Kathleen (Emily Ulerup) has a secret. A dark secret. S*xual secrets. The door locked behind the cupboard? This is not a panic room or Fritos and Kit Kats secret hideout. No, it’s her red light boudoir where she is the dominant star on the webcam for Fantasy, Inc. This is a side gig for him because he is a high school English teacher. And this is where you can make fun of the teacher salaries.
But even if it were funny, it wouldn’t be so funny.
Kathleen’s sister Grace Miller (Milan), a crime novelist, Elsewhere. Whose name is more significant than the title on her book cover. It reads a partial scrolling page to a live audience. He then gets a frantic call from Kathleen, so he approaches her. They hadn’t spoken in five years, so Kathleen caught up with him.
He was no longer addicted to drugs, learned that he force-fed Shakespeare to teenagers. At the local snobby academy, and went through a hell of a divorce. She fights for custody of her son and has to deal with her wealthy ex-husband. He did not mention whips and chains; Would you mind telling Grace that she’s going to stay awhile. And sign the refi and so on, though, at some point. It might take her an hour or two to get some new novels out for sale at the airport.
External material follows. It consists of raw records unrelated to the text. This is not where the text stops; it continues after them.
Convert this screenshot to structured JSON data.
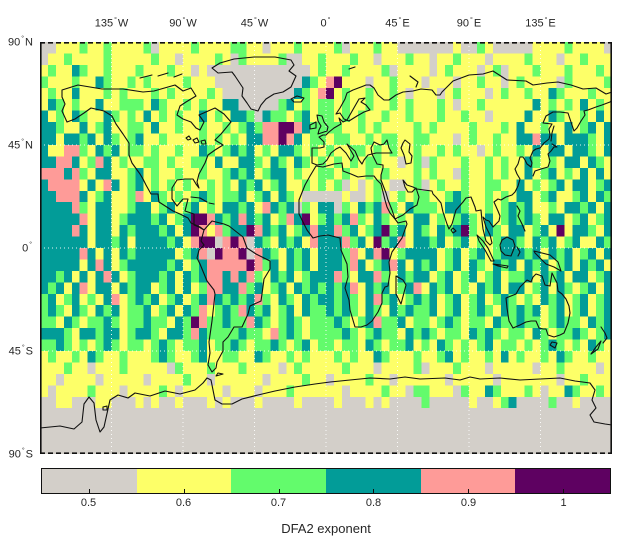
{
  "window": {
    "background": "#ffffff"
  },
  "map": {
    "x_ticks": [
      {
        "label": "135°W",
        "lon": -135
      },
      {
        "label": "90°W",
        "lon": -90
      },
      {
        "label": "45°W",
        "lon": -45
      },
      {
        "label": "0°",
        "lon": 0
      },
      {
        "label": "45°E",
        "lon": 45
      },
      {
        "label": "90°E",
        "lon": 90
      },
      {
        "label": "135°E",
        "lon": 135
      }
    ],
    "y_ticks": [
      {
        "label": "90°N",
        "lat": 90
      },
      {
        "label": "45°N",
        "lat": 45
      },
      {
        "label": "0°",
        "lat": 0
      },
      {
        "label": "45°S",
        "lat": -45
      },
      {
        "label": "90°S",
        "lat": -90
      }
    ]
  },
  "colorbar": {
    "label": "DFA2 exponent",
    "tick_labels": [
      "0.5",
      "0.6",
      "0.7",
      "0.8",
      "0.9",
      "1"
    ],
    "colors": [
      "#d3cfc9",
      "#fdff68",
      "#63fb6c",
      "#029c98",
      "#fe9b98",
      "#5e0161"
    ]
  },
  "chart_data": {
    "type": "heatmap",
    "title": "",
    "colorbar_label": "DFA2 exponent",
    "legend_position": "bottom",
    "projection": "equirectangular world map with coastlines",
    "lon_range": [
      -180,
      180
    ],
    "lat_range": [
      -90,
      90
    ],
    "cell_size_deg": 5,
    "grid_cols": 72,
    "grid_rows": 36,
    "gridlines": {
      "lons": [
        -135,
        -90,
        -45,
        0,
        45,
        90,
        135
      ],
      "lats": [
        45,
        0,
        -45
      ]
    },
    "bins": [
      {
        "value": 0.5,
        "color": "#d3cfc9"
      },
      {
        "value": 0.6,
        "color": "#fdff68"
      },
      {
        "value": 0.7,
        "color": "#63fb6c"
      },
      {
        "value": 0.8,
        "color": "#029c98"
      },
      {
        "value": 0.9,
        "color": "#fe9b98"
      },
      {
        "value": 1.0,
        "color": "#5e0161"
      }
    ],
    "palette": {
      "g": {
        "value": 0.5,
        "color": "#d3cfc9"
      },
      "y": {
        "value": 0.6,
        "color": "#fdff68"
      },
      "e": {
        "value": 0.7,
        "color": "#63fb6c"
      },
      "t": {
        "value": 0.8,
        "color": "#029c98"
      },
      "p": {
        "value": 0.9,
        "color": "#fe9b98"
      },
      "u": {
        "value": 1.0,
        "color": "#5e0161"
      }
    },
    "cells": [
      "ggyyyeyyeyyyyegyyyyeyyyyeeyygyyyeyyyyegyyyeyygggggggyggeygggggyyyyeyyyyg",
      "gyyeyyyyeyyyyyeyygyyyyeygeyyyyeggyyeyyyeyygyyyeyygyyeyyygyyyyeyyygyyeyyy",
      "yeyyteyyeyyyeyyyeyygygggggggggggggyeyyeyyyyegyyyygyeyyygyegyyyeyyyeyyyey",
      "eyyyeyyteyyeyeyyyyeyyygggggggggggteypuyyygyyeyyygyyygyyeyygyeyyyygeyyyye",
      "yeyytyyyeyeyyyeyeyyyyeygggggggggteypuyeyyeyyeygyyygyeyyygyeyyeyyteyyyeyy",
      "yteyeyytyyeeeyteyyeyeyyttgggggetyeyeeyeyyeyyeyeyyyeygyyeyyyyyytyeyeytyey",
      "tyeyteyyteyeytyeyeyytyeyttegteeyetyeeyeyeyyeyyeyyyeyyeyygyyyytyyteyyeyty",
      "tteyytyetyyeeytyyeyyeyyeyeteppuupteeeeyyeyeyyyyeyeyyyyeyyyeytyyeyytyetyt",
      "ttyttetyteyetyyeyyyyeyeyeyttppuptyeeyeeyyeyeeyyeeyyygyeyyeyyttpttyttteyt",
      "tyyppeytetyeeyeyyeyyteyetetyeytteyeyeyyeeyeyeyyeyyeyeyygyeyyeytyttytteyt",
      "ttpptyeptyeyyeeyeyyeeytyytteyteyteyeyeyeyeeyygyegeyyyeyyeyeyyteyeyttytey",
      "ppptpeyttyyetyeyyeyyeyyetetyettyeyyeeyeyyeyeyyyeyeyygeyyeyeyytyetyeytyty",
      "tppppytyptyetyeyeyeyyeyeytetyetyyeyeyegygyeyggyegyeyyeyyeeyytyeyetyttyet",
      "ttppptyetyyepyteyeyeteyeetyetyteygggggyggyegyeyeeyyeteyyeyeyttyetyyetyte",
      "ttttpeyttyyettyetyetyeyttetyptetgeyttgeytetpeyteeeytteyyeyetetyyeyttetyt",
      "tttttpyttyetttetyetuuptetptetyeptuyetetpeyteyeyttyeyeteytyeteteyttyetyet",
      "ttttptyttytetttetytupypettuptetyetpttpetyetuetyteytetueyteyttyetyuytteyt",
      "ttttttyttetyttttetypuugpupgteytetyptttpetyuetpyttetyetyeyetteytetyetyyte",
      "tttttptytytetttttyetpguppugpteytetytttepytpuyettttyetyetyetttetytetyetyt",
      "tttttytptyetttttetyetpppppupetytetyttteptyetptytetyetyteytetytetyetytety",
      "ttetytytptyetttetytetpptptpeytetyetttpeyttpeytettyetyetyetyeetytetyttyet",
      "tetytpyttytettyetytyeppttpetyetytetetetpytetyetpytetyeytetyttyetyteyetyt",
      "etyetyeytpyetetyetyetptetetpeyteytetteteytpetyetetyetyetyeteyeytetyetyety",
      "eteyteytetyeetyetytepyeteptetyetyteeteteyteyteteetyetyeteytetetyetyetyet",
      "eeyteyeeteyeeteeyteupeeteepteyeteyeeeteyetpeetyeeyeteyeeyteeteeyeteeytet",
      "ttteyttettyetteyttepteeeeteeypeteyeeeeteyeteeyteteyeeyteteyeeyteyeeteyet",
      "eeteyeyeteyeeyeteyeetyeeteyeeteyetyeeyeeyteyeetyeyteyeyetyeeyeyeteyeytey",
      "yeyyeyteyyeyyyeteyyetyyeeyyteyyeyeyyyeyeyyteyyyeyyetyeyyeytyeyyeyteyyeyy",
      "yyyeyygyyyeyyyyygeyyyeyyyeyyyygyeyyyyyeyyygyyyyegyyyeyyygyyyyygyyeyyyygy",
      "yygyyyygyyyyygyyyyeyygyyyyyygyyyyeyygyyyyeyygyyyyyygyyyyygyyyyyyygyyeyyy",
      "ygyyyyeyyygyyyyeygyyyyygyyygyyyeyyyyyygyyyyeyygeeyyygeyyteyyyeygyyteyyey",
      "ggyygggyygggygyggygggygygggyggggyggggygggygyggggegggggyggyetggggeggyggggyg",
      "gggggggggggggggggggggggggggggggggggggggggggggggggggggggggggggggggggggggg",
      "gggggggggggggggggggggggggggggggggggggggggggggggggggggggggggggggggggggggg",
      "gggggggggggggggggggggggggggggggggggggggggggggggggggggggggggggggggggggggg",
      "gggggggggggggggggggggggggggggggggggggggggggggggggggggggggggggggggggggggg"
    ]
  }
}
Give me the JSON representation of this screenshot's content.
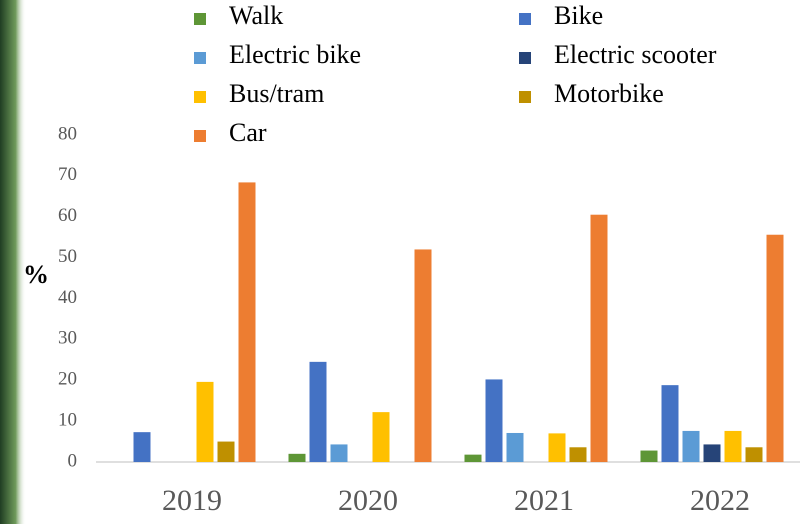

The following day, while formulating a truly pro-patriarchal. And not a conspiracy to exploit the murdered woman. She argues with her sister about it. Grace looks out of the window and watches her neighbour. As she cuts her chainsaw over little Baum’s drive not right. -true exists.
It’s ambiguous, but you take what you can get when you’re middle-aged like Grace (and me!). Ed (Sam Page) is an intrepid homicide detective. Who fixes the house next door if he doesn’t read Grace’s novels for 45 minutes.
They flirt and go out for a drink that night under Grace’s protection.
He needed her to help formulate a relatively realistic plot for his next book. Once they got home and finished smearing her face, Grace found Kathleen dead on the floor, and they’re just so happened to be two master assassins in the same room. Meanwhile, a mystery is revealed: now we know what happened to all the scary images of a chaser we saw earlier in the film.
Falling in love with Who’s the Boss since 1987 is something I’ve always enjoyed in Milan. But I still can’t apologize enough on his behalf for this unforgettable toothless trash.
Today we have to delve into the good/bad analysis of trash because Brazen is mediocre trash, with absolutely no surprises, interesting characters, and one decent dialogue. The title (short for Roberts Brazen’s novel Virtue, whose title is made up of two words of the most diminutive meaning and at best of English origin) conveys a boldness that can find nowhere else.
You’ll laugh at all the wrong moments, and our inability to tell if that was intentional or not continues to sink this film in its warm waters. Worse, it doesn’t even try to be bland; it’s barely next door. It is a pleasure guilt for people who prefer guilt to pleasure.
So you know what you’re getting into here:
Director Monica Mitchell’s resume includes several films made for television, including several Christmas time wasters. It’s a smooth, professional production that looks nice and clean and is probably finished with an $85 Williams-Sonoma cheese knife.
Your eyes will actually pop out of your skull long before the Milan heroine offers her “expertise” to the police on the murder, and they accept it even though she is romantically involved with the members of the case, which should pierce anyone’s brain.
Scary conflicts of interest about scary conflicts of interest, and I mean literally because one conflict of interest sleeps with another. Even that development isn’t exciting, as Brazen aims to be the softest and softest serial killer thriller in recent memory. Embarrassing? Laziness dear!